On Wed, 4 Dec 2002 topp8564 at mail.usyd.edu.au wrote:
> Call this an anthropologists' dream, but isn't this a pretty serious
> failure? What's society without persons, subjectivities, psychologies,
> loves, little neuroses and very direct experiences? Don't you (meaning
> that "we" you defined above) end up substituting your own images of
> persons into social relations? That's been my tendency anyway, whenever
> I try to understand something like game theory or Marx: to imagine the
> sort of person - full blown, actualised human being - who lives in these
> equations and schema. Without the flesh and bones of social life the
> sociological imagination ends up in a state of sensory deprivation.

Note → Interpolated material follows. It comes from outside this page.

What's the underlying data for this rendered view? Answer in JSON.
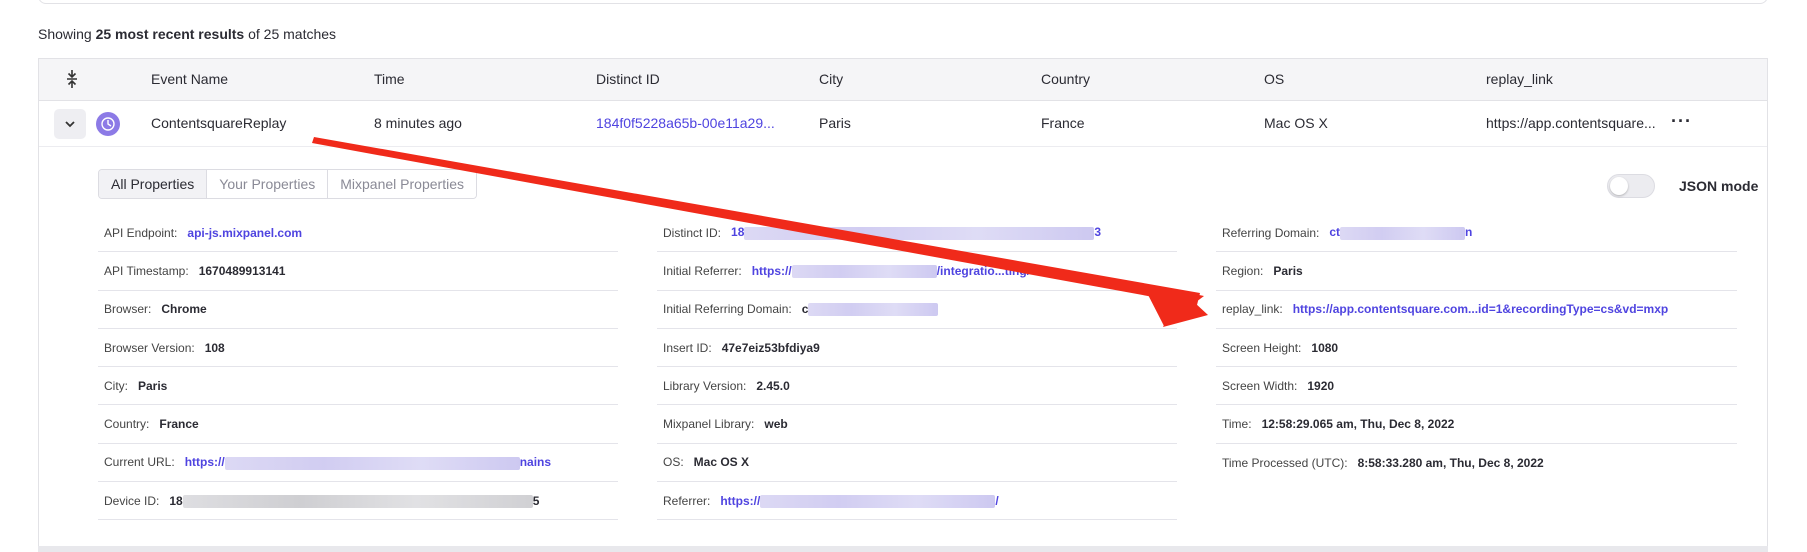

> Sooner or later, the hallucinations set in...
>
> Thiago
I like Freddy N. on this: truth is a set of necessary fictions. Any scientific truth is a pathetic simplification of the complexity of many different individual entities and historical contexts. Do you berate physicists because they can't accurately predict the trajectory of a particular leaf falling from a particular tree? --or question astronomers because they can't accurately predict the exact location of the next meteorite visible at a specific location on a specific night? The hallucination is that we can in fact understand "individualities". I think Marx (and C.) have it right here: it's much more useful to study the social relations that produce types of individuals than to tediously catalogue all the individual "subjectivities".